Una vez que entre, la meta es llegar a San Antonio, Texas. Ahí, buscar dónde bañarse, cambiarse y en su caso hablarle a algún familiar o amigo que venga a recogerlo, porque hasta Indianápolis son 37 horas. A veces, un sacerdote o la comunidad de la iglesia le ayudan.
María no sabe a dónde va. Piensa en lo que ha vivido en estos días, lo ha meditado bastante y tiene plena fe en que pasará, pero no lo volvería a hacer, porque es muy arriesgado: “Tengo en la mente que voy a trabajar y posiblemente esto me sirva en la vida como una experiencia, para no confiar en quien no conozcas.
“Ojalá aquí en México pusieran más seguridad para la mujer. Hay quienes vienen con hijos, embarazadas, y a veces las matan. No tienen misericordia. Nos deberían ceder el paso un poco más, porque al que se sacrifica de verdad, de corazón, es al que más corretean”.
A Jesús lo esperan sus primos en Nueva York. “Soy de un lugar muy humilde, del campo, y mi familia y amigos están unidos en oración, pidiendo por mí. Faltan como doce horas para llegar al Distrito Federal, que es la mitad del camino. De ahí para adelante hay que cuidarse mucho de los grupos del crimen organizado. Espero muy pronto cruzar la frontera y llegar a mi destino”.
Explica que la mayoría de los migrantes no vienen a dañar a alguien: “Vamos de paso y esperamos que las autoridades, algún día, puedan hacer algo para detener esta violencia que se vive en México. Creo que el Gobierno está muy consciente de esto y también muy involucrado, porque lucran con nosotros. Somos mercancía. Nos llaman cajitas, nos llaman pollos… Nuestros derechos no valen”.
A pesar de todo, José piensa que todo hondureño que pueda venir y tenga la facilidad debería hacerlo, porque allá nada hay para los pobres. Cree que Estados Unidos es real: “Lo digo porque ya estuve ahí y sí es la solución a una vida. Uno gana poco, pero si giras tu dinerito para tu raza, estarán tranquilos y viviendo bien, sin depender de que el Gobierno les eche una mano, porque nunca lo hará”.

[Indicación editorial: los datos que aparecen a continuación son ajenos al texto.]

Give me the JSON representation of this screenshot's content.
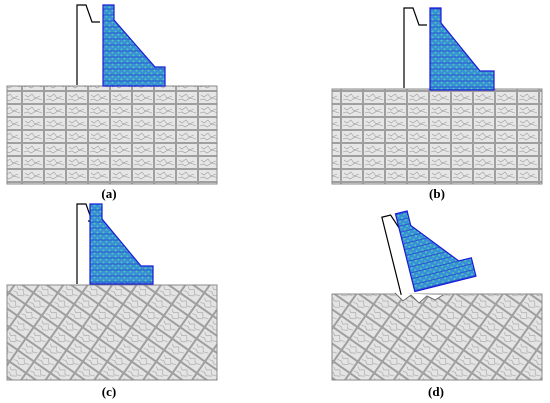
{
  "panels": [
    {
      "id": "a",
      "label": "(a)",
      "foundation": "square"
    },
    {
      "id": "b",
      "label": "(b)",
      "foundation": "square"
    },
    {
      "id": "c",
      "label": "(c)",
      "foundation": "rotated"
    },
    {
      "id": "d",
      "label": "(d)",
      "foundation": "rotated-tilted-dam"
    }
  ],
  "colors": {
    "dam_fill": "#3a8fd6",
    "dam_dots": "#34c3a6",
    "dam_border": "#1a1ad6",
    "rock_fill": "#e9e9e9",
    "rock_line": "#8a8a8a",
    "reservoir_line": "#000000"
  }
}
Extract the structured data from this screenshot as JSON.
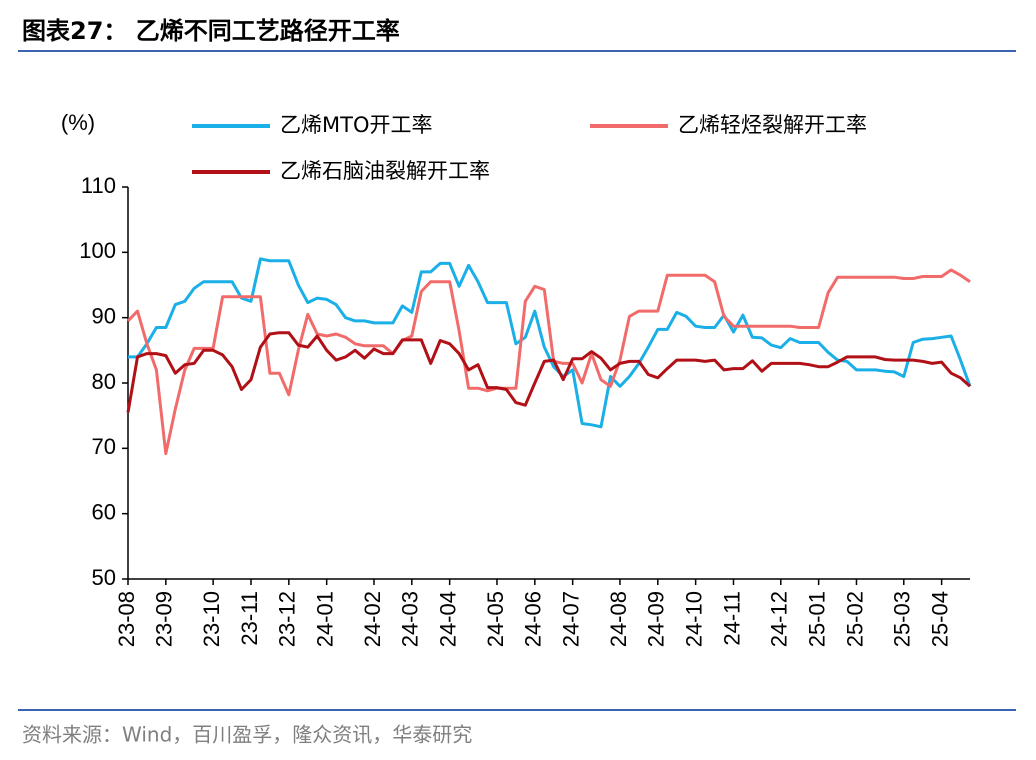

Cae la noche. En los límites del patio de maniobras La Bestia ruge, el maquinista acelera. A pesar de su corpulencia, José falla en el intento de subir a María al tren. Jesús y su grupo sí lo lograron. Entonces, sin más, echa a correr y se cuelga, balancea las piernas y sube por la escalera metálica hasta el techo del vagón.
María observa cómo se pierden las luces del ferrocarril. Los compañeros se llevaron sus escasas pertenencias. Tiene 20 pesos mexicanos en la bolsa y la urgencia de llegar al municipio vecino de Camerino Z. Mendoza, donde le han dicho que el tren se detendrá durante unos minutos. También podría ofrecer una “propina” a un guardia de seguridad, para que la deje entrar al patio y pueda irse en el próximo.
A la mañana siguiente la caseta luce vacía, pero con el sol del mediodía empiezan a refugiarse en ella otros migrantes. Un grupo grande, como de 50 personas. Hay más mujeres y hasta niños, muchos de ellos de raza negra. María no está.